Secondo la Corte di Cassazione “la chiara formulazione della disposizione ed anche la sua "ratio" …omissis… di "potenziamento del livello di efficienza degli uffici pubblici e di contrastare i fenomeni di scarsa produttività e di assenteismo", inducono ad affermare che la registrazione effettuata attraverso l'utilizzo del sistema di rilevazione della presenza sul luogo di lavoro è corretta e non falsa solo se nell'intervallo compreso tra le timbrature in entrata ed in uscita il lavoratore è effettivamente presente in ufficio, mentre è falsa e fraudolentemente attestata nei casi in cui miri a far emergere, in contrasto con il vero, che il lavoratore è presente in ufficio dal momento della timbratura in entrata a quello della timbratura in uscita.”

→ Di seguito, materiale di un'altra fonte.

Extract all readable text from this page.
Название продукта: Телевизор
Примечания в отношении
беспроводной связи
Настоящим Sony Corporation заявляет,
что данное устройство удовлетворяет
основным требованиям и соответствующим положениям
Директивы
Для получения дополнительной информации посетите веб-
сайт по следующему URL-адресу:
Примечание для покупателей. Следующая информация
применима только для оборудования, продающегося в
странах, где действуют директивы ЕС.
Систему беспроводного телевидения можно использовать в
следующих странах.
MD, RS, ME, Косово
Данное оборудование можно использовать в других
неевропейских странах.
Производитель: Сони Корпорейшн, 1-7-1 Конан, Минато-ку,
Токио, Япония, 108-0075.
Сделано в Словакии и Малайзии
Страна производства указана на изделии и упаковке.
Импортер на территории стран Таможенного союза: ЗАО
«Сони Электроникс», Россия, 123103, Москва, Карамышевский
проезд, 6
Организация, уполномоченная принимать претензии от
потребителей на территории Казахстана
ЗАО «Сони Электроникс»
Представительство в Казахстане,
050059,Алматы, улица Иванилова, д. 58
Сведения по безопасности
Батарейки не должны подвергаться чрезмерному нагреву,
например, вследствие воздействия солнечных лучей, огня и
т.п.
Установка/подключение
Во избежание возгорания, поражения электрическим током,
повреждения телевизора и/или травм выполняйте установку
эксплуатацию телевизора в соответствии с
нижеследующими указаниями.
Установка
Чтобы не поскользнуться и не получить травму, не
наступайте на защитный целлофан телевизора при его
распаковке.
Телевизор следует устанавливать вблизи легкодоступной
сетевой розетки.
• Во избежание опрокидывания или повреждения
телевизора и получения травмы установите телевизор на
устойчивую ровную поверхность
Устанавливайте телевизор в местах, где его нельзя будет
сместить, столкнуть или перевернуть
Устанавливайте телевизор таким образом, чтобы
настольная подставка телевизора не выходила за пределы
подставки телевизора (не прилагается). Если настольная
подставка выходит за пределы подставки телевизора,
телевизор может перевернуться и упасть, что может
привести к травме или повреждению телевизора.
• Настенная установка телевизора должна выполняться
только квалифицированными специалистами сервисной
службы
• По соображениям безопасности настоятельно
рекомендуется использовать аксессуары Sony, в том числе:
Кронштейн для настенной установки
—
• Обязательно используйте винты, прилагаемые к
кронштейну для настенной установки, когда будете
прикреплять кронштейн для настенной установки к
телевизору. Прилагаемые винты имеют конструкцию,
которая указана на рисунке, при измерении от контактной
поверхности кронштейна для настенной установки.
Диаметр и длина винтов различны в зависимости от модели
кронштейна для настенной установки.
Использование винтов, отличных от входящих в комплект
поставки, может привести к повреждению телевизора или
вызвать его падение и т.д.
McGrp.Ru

“La fattispecie disciplinare di fonte legale si realizza, dunque, non solo nel caso di alterazione/manomissione del sistema, ma in tutti i casi in cui la timbratura, o altro sistema di registrazione della presenza in ufficio, miri a far risultare falsamente che il lavoratore è rimasto in ufficio durante l'intervallo temporale compreso tra le timbrature/registrazioni in entrata ed in uscita.”
“La condotta che si compendia nell'allontanamento dal luogo di lavoro senza far risultare, mediante timbratura del cartellino o della scheda magnetica, i periodi di assenza economicamente apprezzabili è, infatti, idonea oggettivamente ad indurre in errore l'amministrazione di appartenenza circa la presenza su luogo di lavoro e costituisce, ad un tempo, condotta penalmente rilevante ai sensi del c. 1 dell'art. 55 quinquies del D. Lgs n. 165 del 2001.”